What does this have to do with Nike and how can this be infringement? There are innumerable photos of MJ soaring through the air ready to dunk a basketball, not the least of which are some wonderful shots of MJ’s famous free-throw line dunk during the 1988 NBA dunk contest.
This is where the story gets interesting (although according to Nike, legally irrelevant).
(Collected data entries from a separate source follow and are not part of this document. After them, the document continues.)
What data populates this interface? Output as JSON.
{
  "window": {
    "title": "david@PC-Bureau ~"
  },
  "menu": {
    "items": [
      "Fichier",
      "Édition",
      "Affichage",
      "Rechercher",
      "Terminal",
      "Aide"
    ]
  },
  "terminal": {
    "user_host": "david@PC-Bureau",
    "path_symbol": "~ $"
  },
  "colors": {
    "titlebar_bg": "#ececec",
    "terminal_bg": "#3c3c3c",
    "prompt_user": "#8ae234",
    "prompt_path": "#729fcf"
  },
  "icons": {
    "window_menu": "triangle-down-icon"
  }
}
In the months after Rentmeester’s photo appeared in LIFE Magazine, Nike contacted him and requested two slides of the image to use for a “slide presentation only,” promising “no duplication.” Rentmeester agreed and received a fee of $150.
Not long after that, Nike launched advertisements with a new photo of Jordan in what one might call the Jumpman pose–legs splayed, left leg forward, ball in his left hand, body open and facing the camera, with a clear sky in the background.
Rentmeester complained and Nike agreed to pay him $15,000 for a two year license to use Nike’s photo only on posters and billboards in North America. In 1987, apparently more confident of Jordan’s star power, Nike launched the Jumpman logo, now seen around the world and famous as a Nike brand.
We don’t know what Rentmeester was thinking all these years or why he did not sue until 2015. We do know that the suit raises interesting and difficult issues as to the scope of copyright protection in photographs.
Nike argues that there should be only a very narrow scope of protection, and that photographs of the same subject matter cannot be substantially similar unless they are virtually identical. (While that might be true for a picture of Mount Rushmore, one might question whether it should be true of Jordan doing a grand jeté).
Nike also says that while there may be some similarities between its Jumpman and Rentmeester’s image, there is no infringement if the only similarities arise from unprotectable elements of a photo, such as the idea.
Copyright does not protect ideas, only the way ideas are expressed. Nike relies on cases such as Bill Diodato Photography v. Kate Spade LLC(S.D.N.Y. 2005) and Kaplan v. Stock Market Photo Agency, Inc. (S.D.N.Y. 2001), both of which basically found that the subject matter of a photo was an unprotectable idea.
A more nuanced treatment of the scope of copyright for photographs is seen in Mannion v. Coors Brewing Co. (S.D.N.Y. 2005). The court highlighted the analytical difficulty of identifying the “idea” of a photo. The distinction between idea and expression, which arose in the context of literary copyright, is less appropriate when dealing with photographs. “It is not clear that there is any real distinction between the idea of a work of art and its expression. An artist’s idea, among other things, is to depict a particular subject in a particular way.”
The court also pointed out that originality may inhere in the photographer’s “creation of the subject” to be photographed.
Nike has filed a motion to dismiss the complaint, claiming that there is not infringement as a matter of law. It will be interesting to see whether the district court will apply the narrow approach of Diodato and Kaplan, and take the question out of the hands of the jury, or in a jurisprudential grand jeté leave the issue of substantial similarity to a jury of reasonable Oregonians.